I had never thought much about white space until I took a creative writing class in college that taught me how useful it can be. Some days we would do class critiques and read another student’s writing. I saw some really powerful uses of white space and my teacher always praised us for using it effectively. Before I took this class it wasn’t a technique I had ever used, and now I can’t write without it.
White Space Can be Used to Control Pace
Like sentence length, white space can affect the pace of the story. Adding white space can slow a story down because it takes time for the reader’s eyes to move along the different lines.
Three seconds left on the clock. He took the shot. The ball seemed to travel in slow motion. It wound around the hoop. He scored the winning goal.

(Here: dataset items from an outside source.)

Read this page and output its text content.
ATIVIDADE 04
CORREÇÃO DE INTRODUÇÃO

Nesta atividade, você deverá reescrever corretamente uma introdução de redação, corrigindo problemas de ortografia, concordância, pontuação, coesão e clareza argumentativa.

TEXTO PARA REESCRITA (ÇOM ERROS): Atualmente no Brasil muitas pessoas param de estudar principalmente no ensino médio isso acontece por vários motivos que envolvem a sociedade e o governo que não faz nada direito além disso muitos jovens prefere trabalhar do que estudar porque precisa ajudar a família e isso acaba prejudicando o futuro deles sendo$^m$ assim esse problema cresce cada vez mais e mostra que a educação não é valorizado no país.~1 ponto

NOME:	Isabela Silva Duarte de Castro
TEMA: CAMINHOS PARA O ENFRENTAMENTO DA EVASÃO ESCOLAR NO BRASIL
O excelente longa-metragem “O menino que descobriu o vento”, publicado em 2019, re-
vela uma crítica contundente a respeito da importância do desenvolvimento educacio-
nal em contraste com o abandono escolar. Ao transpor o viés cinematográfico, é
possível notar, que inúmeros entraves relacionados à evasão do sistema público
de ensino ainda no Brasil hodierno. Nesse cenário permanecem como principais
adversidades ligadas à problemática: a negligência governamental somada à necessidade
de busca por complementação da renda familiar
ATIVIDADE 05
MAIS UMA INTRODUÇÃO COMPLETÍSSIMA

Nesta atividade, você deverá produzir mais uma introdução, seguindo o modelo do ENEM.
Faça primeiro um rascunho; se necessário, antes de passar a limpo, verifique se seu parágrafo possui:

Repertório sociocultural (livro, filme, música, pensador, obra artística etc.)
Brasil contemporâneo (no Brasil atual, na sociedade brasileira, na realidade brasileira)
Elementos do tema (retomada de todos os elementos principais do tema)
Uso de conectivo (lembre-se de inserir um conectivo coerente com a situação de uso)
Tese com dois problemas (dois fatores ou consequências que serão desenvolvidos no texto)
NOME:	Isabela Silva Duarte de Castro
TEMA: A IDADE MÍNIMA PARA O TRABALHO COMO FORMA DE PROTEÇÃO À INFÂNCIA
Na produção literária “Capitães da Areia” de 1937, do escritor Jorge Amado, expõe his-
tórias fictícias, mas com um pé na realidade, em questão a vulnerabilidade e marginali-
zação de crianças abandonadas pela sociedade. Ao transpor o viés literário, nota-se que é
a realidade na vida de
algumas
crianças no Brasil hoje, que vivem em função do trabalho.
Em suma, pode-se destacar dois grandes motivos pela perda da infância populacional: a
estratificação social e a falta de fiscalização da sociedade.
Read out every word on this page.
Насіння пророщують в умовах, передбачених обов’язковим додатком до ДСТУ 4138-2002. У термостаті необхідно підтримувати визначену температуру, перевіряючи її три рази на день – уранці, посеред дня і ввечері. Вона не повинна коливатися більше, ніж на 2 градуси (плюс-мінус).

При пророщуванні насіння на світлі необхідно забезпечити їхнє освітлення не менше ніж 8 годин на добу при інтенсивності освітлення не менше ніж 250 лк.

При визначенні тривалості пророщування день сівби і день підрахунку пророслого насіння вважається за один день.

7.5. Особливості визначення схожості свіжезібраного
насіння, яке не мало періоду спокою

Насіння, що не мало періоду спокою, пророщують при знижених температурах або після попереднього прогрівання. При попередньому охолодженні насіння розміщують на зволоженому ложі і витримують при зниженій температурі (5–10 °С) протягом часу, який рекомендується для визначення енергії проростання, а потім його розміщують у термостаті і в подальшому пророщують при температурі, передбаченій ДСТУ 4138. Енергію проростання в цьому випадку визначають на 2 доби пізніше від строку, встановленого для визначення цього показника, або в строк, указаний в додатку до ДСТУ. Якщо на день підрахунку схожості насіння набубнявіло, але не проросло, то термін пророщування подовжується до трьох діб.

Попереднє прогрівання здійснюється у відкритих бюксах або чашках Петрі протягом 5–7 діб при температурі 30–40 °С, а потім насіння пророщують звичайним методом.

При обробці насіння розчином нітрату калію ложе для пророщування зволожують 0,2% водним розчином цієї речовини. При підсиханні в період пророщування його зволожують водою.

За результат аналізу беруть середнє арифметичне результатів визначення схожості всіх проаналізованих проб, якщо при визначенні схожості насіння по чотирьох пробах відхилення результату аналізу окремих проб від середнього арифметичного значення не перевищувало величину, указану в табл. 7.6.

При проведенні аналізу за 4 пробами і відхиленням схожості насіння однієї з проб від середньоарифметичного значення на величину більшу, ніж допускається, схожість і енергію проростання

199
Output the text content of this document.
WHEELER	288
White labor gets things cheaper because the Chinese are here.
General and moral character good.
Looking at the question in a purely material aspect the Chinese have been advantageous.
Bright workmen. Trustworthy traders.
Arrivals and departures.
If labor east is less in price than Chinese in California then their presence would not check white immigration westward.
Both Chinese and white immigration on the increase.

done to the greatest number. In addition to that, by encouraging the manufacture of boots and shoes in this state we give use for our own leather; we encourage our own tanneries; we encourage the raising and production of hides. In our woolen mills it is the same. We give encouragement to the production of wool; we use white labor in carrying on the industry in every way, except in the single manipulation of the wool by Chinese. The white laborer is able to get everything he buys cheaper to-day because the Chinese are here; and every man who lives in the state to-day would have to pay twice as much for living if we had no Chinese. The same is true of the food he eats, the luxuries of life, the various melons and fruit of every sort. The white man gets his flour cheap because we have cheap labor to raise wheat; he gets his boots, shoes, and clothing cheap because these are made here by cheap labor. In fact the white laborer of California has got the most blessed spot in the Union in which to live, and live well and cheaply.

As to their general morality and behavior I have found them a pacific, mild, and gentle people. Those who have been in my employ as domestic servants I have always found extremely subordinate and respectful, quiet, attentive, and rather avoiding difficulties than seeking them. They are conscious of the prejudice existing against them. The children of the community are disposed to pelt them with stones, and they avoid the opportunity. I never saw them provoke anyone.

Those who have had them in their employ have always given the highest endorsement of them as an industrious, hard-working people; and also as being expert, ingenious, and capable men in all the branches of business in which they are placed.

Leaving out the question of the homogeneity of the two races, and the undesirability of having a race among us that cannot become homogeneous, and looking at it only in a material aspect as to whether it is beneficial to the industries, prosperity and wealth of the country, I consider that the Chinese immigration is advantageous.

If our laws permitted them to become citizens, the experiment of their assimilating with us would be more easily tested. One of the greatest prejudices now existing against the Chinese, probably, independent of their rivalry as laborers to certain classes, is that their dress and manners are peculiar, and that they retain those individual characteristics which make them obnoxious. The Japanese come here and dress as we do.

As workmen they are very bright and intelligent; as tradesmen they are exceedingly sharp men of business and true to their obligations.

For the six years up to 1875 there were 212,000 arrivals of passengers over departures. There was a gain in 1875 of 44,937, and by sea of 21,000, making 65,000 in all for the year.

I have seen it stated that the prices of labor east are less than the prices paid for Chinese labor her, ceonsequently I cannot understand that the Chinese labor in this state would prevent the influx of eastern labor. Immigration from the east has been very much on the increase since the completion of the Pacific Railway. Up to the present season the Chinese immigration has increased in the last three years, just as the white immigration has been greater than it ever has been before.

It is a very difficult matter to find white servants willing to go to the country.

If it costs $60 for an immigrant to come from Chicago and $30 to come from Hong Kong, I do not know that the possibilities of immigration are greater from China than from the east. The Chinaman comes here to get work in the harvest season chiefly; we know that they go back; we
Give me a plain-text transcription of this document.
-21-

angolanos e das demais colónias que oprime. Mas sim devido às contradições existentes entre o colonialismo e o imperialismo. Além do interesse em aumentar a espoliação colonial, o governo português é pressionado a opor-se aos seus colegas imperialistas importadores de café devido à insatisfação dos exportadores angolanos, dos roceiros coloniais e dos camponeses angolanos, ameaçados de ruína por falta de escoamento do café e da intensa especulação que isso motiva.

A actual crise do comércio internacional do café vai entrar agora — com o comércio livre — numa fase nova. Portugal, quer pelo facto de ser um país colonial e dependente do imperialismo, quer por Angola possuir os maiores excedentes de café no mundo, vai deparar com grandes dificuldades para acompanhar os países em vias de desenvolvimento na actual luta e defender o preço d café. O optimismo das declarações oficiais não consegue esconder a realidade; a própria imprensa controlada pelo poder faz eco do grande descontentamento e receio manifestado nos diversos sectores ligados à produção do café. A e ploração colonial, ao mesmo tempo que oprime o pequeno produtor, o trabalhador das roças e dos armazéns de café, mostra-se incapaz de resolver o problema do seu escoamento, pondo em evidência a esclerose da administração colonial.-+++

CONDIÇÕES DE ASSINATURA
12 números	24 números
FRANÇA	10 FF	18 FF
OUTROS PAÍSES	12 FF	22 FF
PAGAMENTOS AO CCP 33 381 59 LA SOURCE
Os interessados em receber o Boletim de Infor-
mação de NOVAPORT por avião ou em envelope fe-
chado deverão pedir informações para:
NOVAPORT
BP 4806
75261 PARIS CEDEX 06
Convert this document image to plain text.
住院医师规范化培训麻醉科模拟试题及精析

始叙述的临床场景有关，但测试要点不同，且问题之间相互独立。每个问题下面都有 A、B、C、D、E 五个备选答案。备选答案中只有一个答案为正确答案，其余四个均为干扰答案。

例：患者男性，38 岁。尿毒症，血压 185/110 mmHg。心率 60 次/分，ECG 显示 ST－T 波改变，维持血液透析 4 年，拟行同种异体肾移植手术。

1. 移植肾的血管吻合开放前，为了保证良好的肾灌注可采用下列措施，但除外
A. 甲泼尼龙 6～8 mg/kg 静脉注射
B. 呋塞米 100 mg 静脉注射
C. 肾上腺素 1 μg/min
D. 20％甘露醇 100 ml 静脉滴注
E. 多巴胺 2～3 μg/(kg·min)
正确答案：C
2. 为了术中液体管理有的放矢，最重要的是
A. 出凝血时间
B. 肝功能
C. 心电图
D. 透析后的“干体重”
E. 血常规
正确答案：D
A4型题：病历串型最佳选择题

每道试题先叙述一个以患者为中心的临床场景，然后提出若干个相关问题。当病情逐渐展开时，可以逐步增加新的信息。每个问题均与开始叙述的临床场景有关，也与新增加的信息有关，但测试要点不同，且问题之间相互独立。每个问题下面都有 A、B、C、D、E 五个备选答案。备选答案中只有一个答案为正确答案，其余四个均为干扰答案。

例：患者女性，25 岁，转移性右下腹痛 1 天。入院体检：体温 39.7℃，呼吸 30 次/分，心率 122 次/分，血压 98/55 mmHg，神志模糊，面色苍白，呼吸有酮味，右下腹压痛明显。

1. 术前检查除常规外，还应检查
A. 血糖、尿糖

Three seconds left on the clock.
He took the shot.
The ball seemed to travel in slow motion.
It wound around the hoop.
He scored the winning goal.
Adding the white space slows the story down. Just like television and movies will use slow motion to make the last few seconds of a game seem to take forever, white space can produce a similar effect in a novel. Helping your readers understand the pace of the story will cause them to be more engaged.
White Space Can be Used to Control Emotion
Similarly, adding white space can increase the emotion.
He shut his eyes. He didn’t want to see this. Not today. Not Ever.
He shut his eyes.
He didn’t want to see this.
Decreasing the pace, by making the sentences take longer to read can increase the emotion. The added time gives the emotion more time to build up. It’s more dramatic. White space makes this passage more noticeable, and drawing attention to it can give it a feeling of importance. Your readers will pay more attention and be more likely to notice the emotion. This will help your readers be more engaged with your novel and the characters’ development.
White Space is More Visually Appealing
As an added bonus, white space is aesthetically pleasing and makes text a lot easier to read. Would you rather read a page that was as full as possible with words, or one that had line breaks and white space? White space is easier on the eye and less overwhelming than massive paragraphs of text. I know I’m occasionally guilty of skimming a huge paragraph of description in favor of reading dialogue or shorter sentences that effectively use white space. Such sentences are more engaging and enjoyable to read.
Take a look at your novel. Where can you add white space?